Suh’s suspension not long enough

Two games weren’t enough.

What happened, Mr. Commissioner? Turning soft with holiday generosity?

Roger Goodell took a ruler to Ndamukong Suh’s wrist, scolding the NFL’s bad boy for being nothing more than a bad little boy. A two-game suspension for Suh stomping a player on the field Thanksgiving Day and then stomping all over common sense in a failed mea culpa following the game, is the equivalent of rich parents punishing their spoiled teen by forcing him to drive the domestic sedan for two weeks rather than the European sports car.

Now that’s tough love!

It’s ridiculous that Goodell didn’t hit Suh with a three-game suspension. Not only would that have sent a stronger message to the individual, but it would have been a stern warning to a head coach and organization to manage this aggressive personality more effectively.

It’s obvious now that the Lions can’t prosper in the bad boys’ role. They tried it. It didn’t work.

“I’m a football coach,” Schwartz said Tuesday, “not a psychologist.”

But changing a losing culture and devising a new mindset is psychological. Nobody gave the Lions respect simply because they once again changed coaches and players.

Real respect comes by whatever means necessary. And changing long-held reputations in the NFL sometimes requires a little spilled blood and ugliness.

Schwartz wanted a team that wouldn’t back down, that would give as much as it took. If players occasionally crossed that blurry line between aggressive and egregious, so be it. It’s football, not tiddlywinks.

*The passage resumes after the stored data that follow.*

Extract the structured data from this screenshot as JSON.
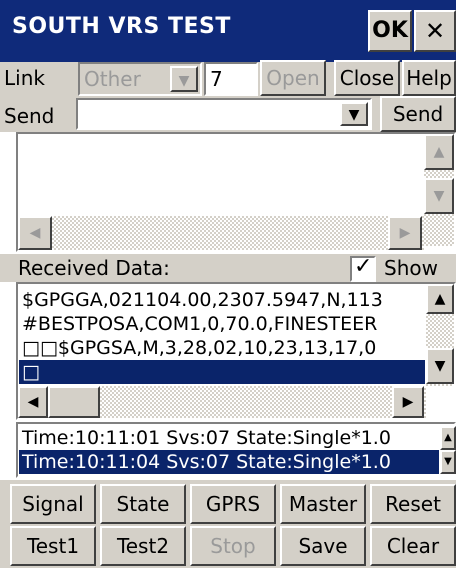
{
  "window": {
    "title": "SOUTH VRS TEST",
    "ok_label": "OK",
    "close_glyph": "✕"
  },
  "link_row": {
    "label": "Link",
    "select_value": "Other",
    "port_value": "7",
    "open_label": "Open",
    "close_label": "Close",
    "help_label": "Help"
  },
  "send_row": {
    "label": "Send",
    "input_value": "",
    "send_label": "Send"
  },
  "received": {
    "label": "Received Data:",
    "show_label": "Show",
    "show_checked": true,
    "lines": [
      "$GPGGA,021104.00,2307.5947,N,113",
      "#BESTPOSA,COM1,0,70.0,FINESTEER",
      "□□$GPGSA,M,3,28,02,10,23,13,17,0",
      "□"
    ]
  },
  "status": {
    "lines": [
      "Time:10:11:01 Svs:07 State:Single*1.0",
      "Time:10:11:04 Svs:07 State:Single*1.0"
    ]
  },
  "buttons_row1": [
    "Signal",
    "State",
    "GPRS",
    "Master",
    "Reset"
  ],
  "buttons_row2": [
    "Test1",
    "Test2",
    "Stop",
    "Save",
    "Clear"
  ],
  "icons": {
    "dropdown": "down-arrow",
    "check": "checkmark"
  }
}
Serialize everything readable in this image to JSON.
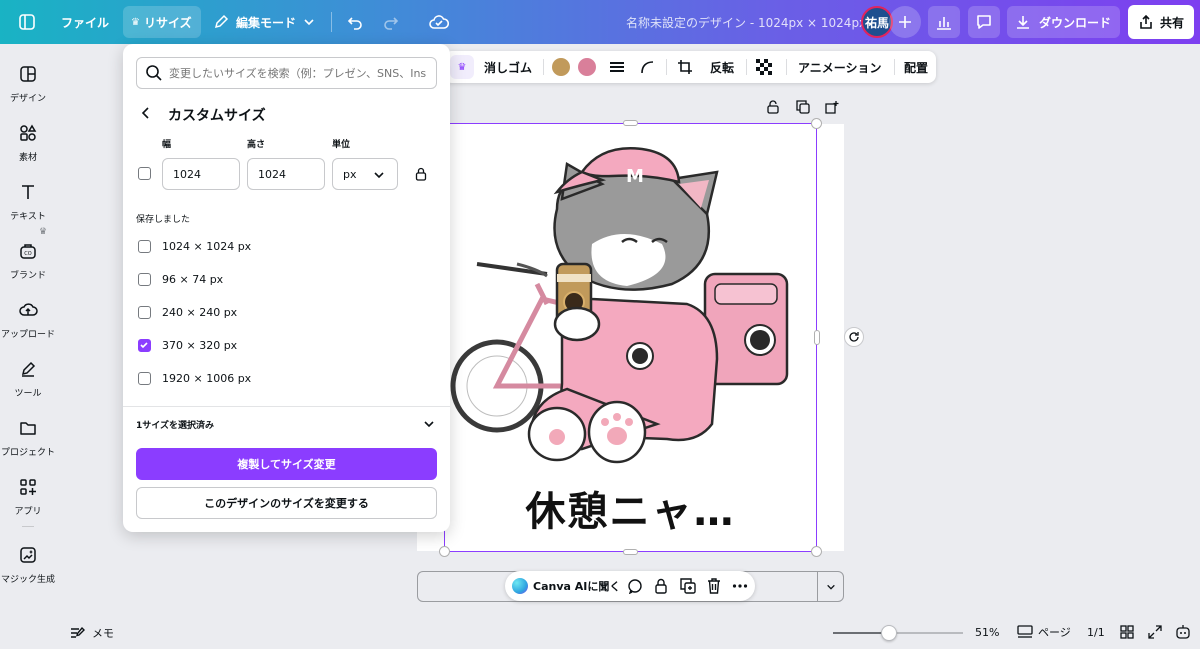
{
  "topbar": {
    "file": "ファイル",
    "resize": "リサイズ",
    "edit_mode": "編集モード",
    "doc_title": "名称未設定のデザイン - 1024px × 1024px",
    "avatar": "祐馬",
    "download": "ダウンロード",
    "share": "共有"
  },
  "sidebar": {
    "items": [
      {
        "label": "デザイン"
      },
      {
        "label": "素材"
      },
      {
        "label": "テキスト"
      },
      {
        "label": "ブランド"
      },
      {
        "label": "アップロード"
      },
      {
        "label": "ツール"
      },
      {
        "label": "プロジェクト"
      },
      {
        "label": "アプリ"
      },
      {
        "label": "マジック生成"
      }
    ]
  },
  "context_bar": {
    "eraser": "消しゴム",
    "flip": "反転",
    "animation": "アニメーション",
    "position": "配置",
    "colors": [
      "#c19a5b",
      "#d97f9a"
    ]
  },
  "resize_panel": {
    "search_placeholder": "変更したいサイズを検索（例：プレゼン、SNS、Ins",
    "title": "カスタムサイズ",
    "width_label": "幅",
    "height_label": "高さ",
    "unit_label": "単位",
    "width_value": "1024",
    "height_value": "1024",
    "unit_value": "px",
    "saved_heading": "保存しました",
    "saved_sizes": [
      {
        "label": "1024 × 1024 px",
        "checked": false
      },
      {
        "label": "96 × 74 px",
        "checked": false
      },
      {
        "label": "240 × 240 px",
        "checked": false
      },
      {
        "label": "370 × 320 px",
        "checked": true
      },
      {
        "label": "1920 × 1006 px",
        "checked": false
      }
    ],
    "selected_count": "1サイズを選択済み",
    "primary_button": "複製してサイズ変更",
    "secondary_button": "このデザインのサイズを変更する"
  },
  "canvas": {
    "caption": "休憩ニャ…"
  },
  "float_bar": {
    "ask_ai": "Canva AIに聞く"
  },
  "bottom": {
    "notes": "メモ",
    "zoom": "51%",
    "pages": "ページ",
    "page_count": "1/1",
    "zoom_level": 0.51
  },
  "accent": "#8b3dff"
}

As much as the Lions publicly reviled the perceptions of being evil and dirty, they privately embraced the new identity because nobody laughed at them anymore.

But this is the second time that Schwartz was directly connected to a defensive lineman facing a multiple-game in-season suspension. He was Tennessee’s defensive coordinator when Albert Haynesworth stomped on the head of a Dallas Cowboys offensive lineman, injuring him. The NFL suspended Haynesworth for a record five games.

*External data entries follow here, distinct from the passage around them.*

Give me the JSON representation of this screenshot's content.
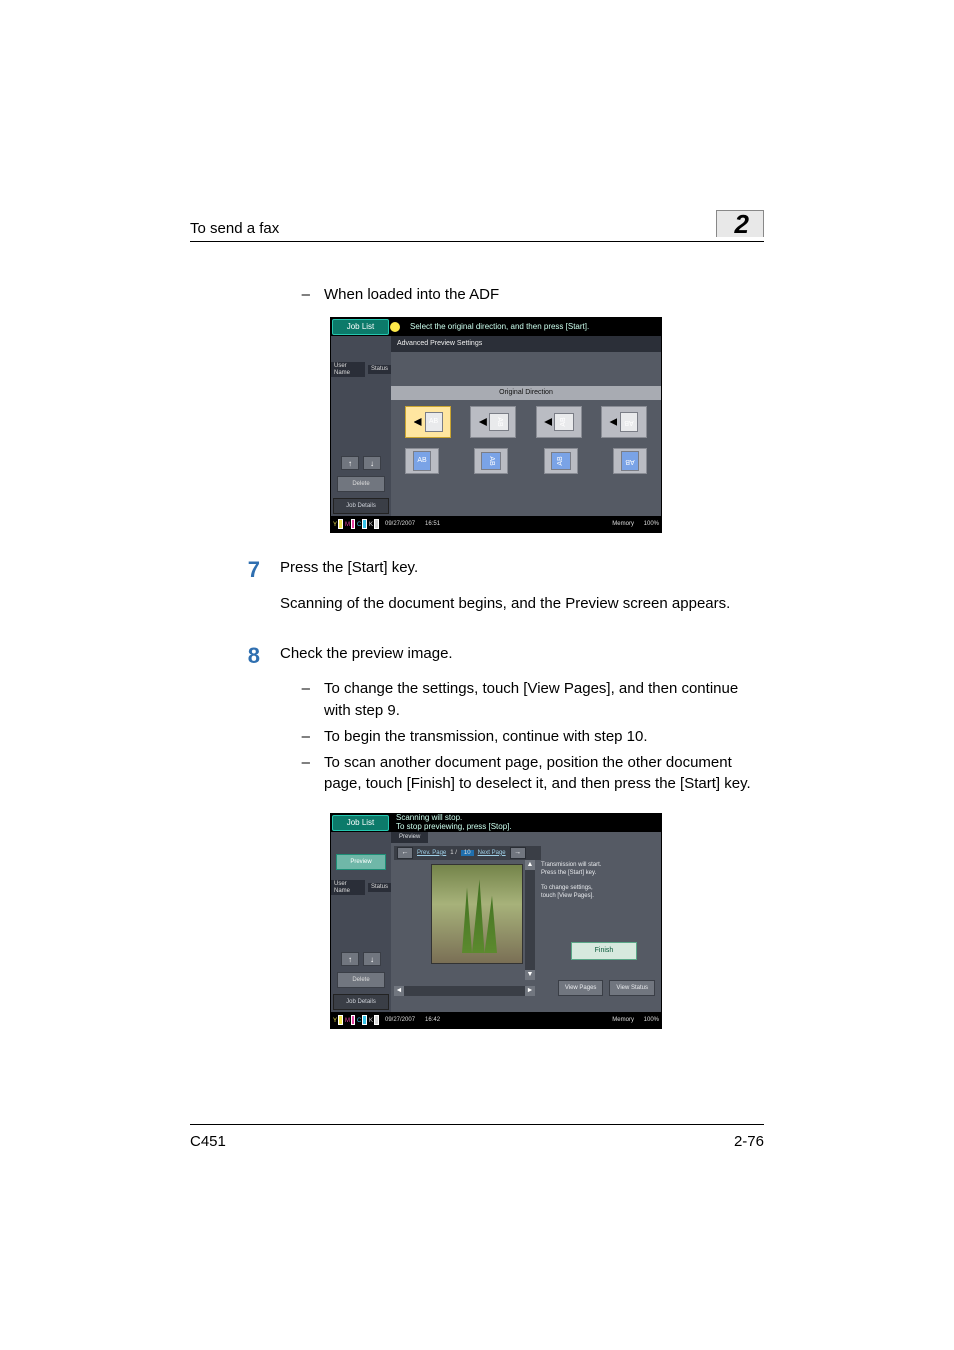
{
  "header": {
    "title": "To send a fax",
    "chapter": "2"
  },
  "intro_bullet": "When loaded into the ADF",
  "steps": {
    "s7": {
      "no": "7",
      "line1": "Press the [Start] key.",
      "line2": "Scanning of the document begins, and the Preview screen appears."
    },
    "s8": {
      "no": "8",
      "line1": "Check the preview image.",
      "b1": "To change the settings, touch [View Pages], and then continue with step 9.",
      "b2": "To begin the transmission, continue with step 10.",
      "b3": "To scan another document page, position the other document page, touch [Finish] to deselect it, and then press the [Start] key."
    }
  },
  "shot1": {
    "joblist": "Job List",
    "topmsg": "Select the original direction, and then press [Start].",
    "subhdr": "Advanced Preview Settings",
    "username": "User Name",
    "status": "Status",
    "delete": "Delete",
    "jobdetails": "Job Details",
    "odlabel": "Original Direction",
    "pg_ab": "AB",
    "date": "09/27/2007",
    "time": "16:51",
    "memory": "Memory",
    "mempct": "100%"
  },
  "shot2": {
    "joblist": "Job List",
    "topmsg1": "Scanning will stop.",
    "topmsg2": "To stop previewing, press [Stop].",
    "preview_btn": "Preview",
    "preview_tab": "Preview",
    "usern": "User Name",
    "status": "Status",
    "delete": "Delete",
    "jobdetails": "Job Details",
    "prev_page": "Prev. Page",
    "next_page": "Next Page",
    "page_cur": "1 /",
    "page_total": "10",
    "info1": "Transmission will start.",
    "info2": "Press the [Start] key.",
    "info3": "To change settings,",
    "info4": "touch [View Pages].",
    "finish": "Finish",
    "viewpages": "View Pages",
    "viewstatus": "View Status",
    "date": "09/27/2007",
    "time": "16:42",
    "memory": "Memory",
    "mempct": "100%"
  },
  "footer": {
    "left": "C451",
    "right": "2-76"
  }
}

If this happens again, at what point does this negatively reflect on him as a head coach?

The Lions insisted Tuesday that Suh learned humility. He’s supposedly hurting that his actions have wrongly diverted attention from the must-win situation for the Lions on Sunday night in New Orleans.

Dominic Raiola refused to say much Tuesday about Suh. “He knows what he did,” he said.

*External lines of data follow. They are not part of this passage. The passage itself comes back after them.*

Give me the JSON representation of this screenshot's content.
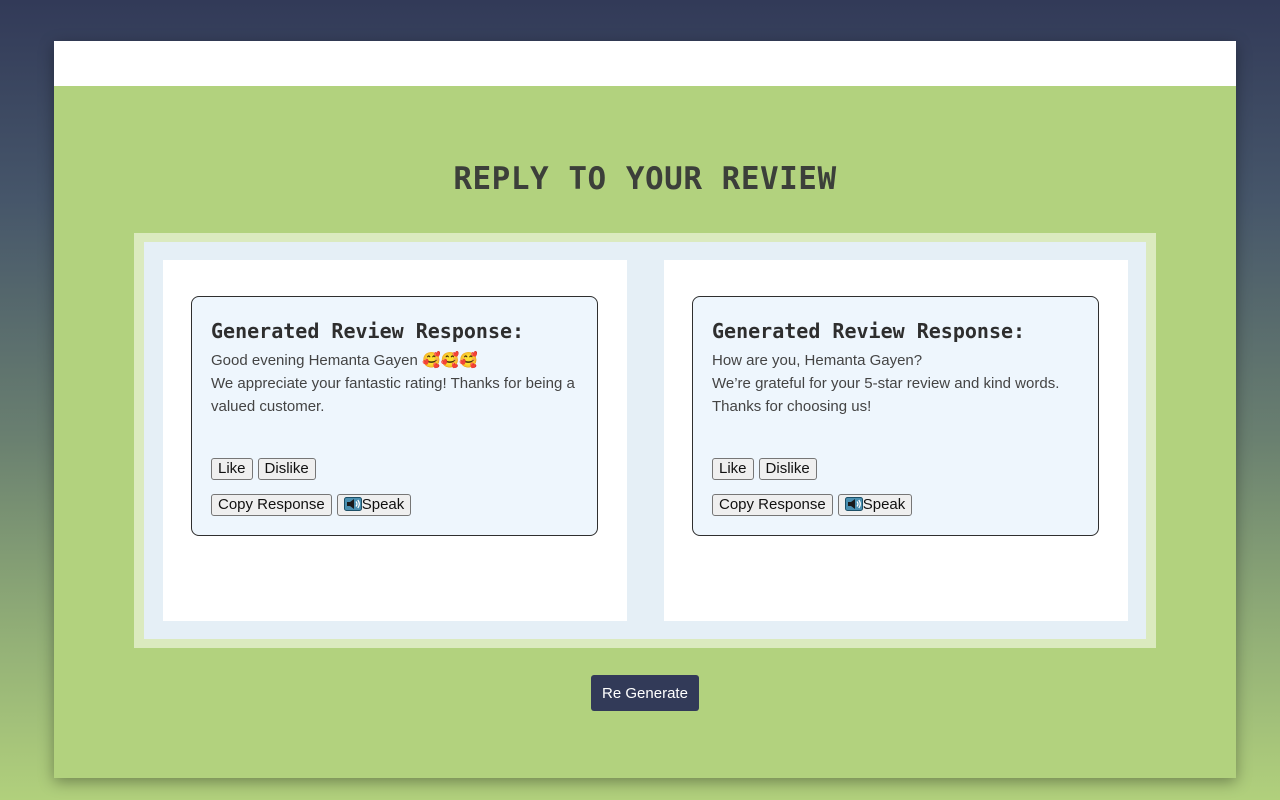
{
  "page": {
    "title": "REPLY TO YOUR REVIEW",
    "regenerate_label": "Re Generate"
  },
  "cards": [
    {
      "heading": "Generated Review Response:",
      "line1": "Good evening Hemanta Gayen",
      "emoji": "🥰🥰🥰",
      "line2": "We appreciate your fantastic rating! Thanks for being a valued customer.",
      "like_label": "Like",
      "dislike_label": "Dislike",
      "copy_label": "Copy Response",
      "speak_label": "Speak"
    },
    {
      "heading": "Generated Review Response:",
      "line1": "How are you, Hemanta Gayen?",
      "line2": "We’re grateful for your 5-star review and kind words. Thanks for choosing us!",
      "like_label": "Like",
      "dislike_label": "Dislike",
      "copy_label": "Copy Response",
      "speak_label": "Speak"
    }
  ],
  "colors": {
    "background_top": "#323a58",
    "panel_green": "#b2d27e",
    "card_bg": "#eef6fd",
    "button_dark": "#323a58"
  }
}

Kyle Vanden Bosch briefly spoke with Suh on Tuesday morning at the team facility before word of the suspension came down. Suh then had to leave the facility pending the appeal process. Vanden Bosch refused to label Suh’s actions “selfish,” describing them as a lack of composure.

The NFL likes Suh. He’s the antithesis of the stereotypical defensive behemoth. He’s erudite. He’s articulate. He’s a marketing dream for a league exhausted by news reports involving players, nightclubs and guns.

But Goodell didn’t help Suh learn from his mistakes by cutting him too much slack.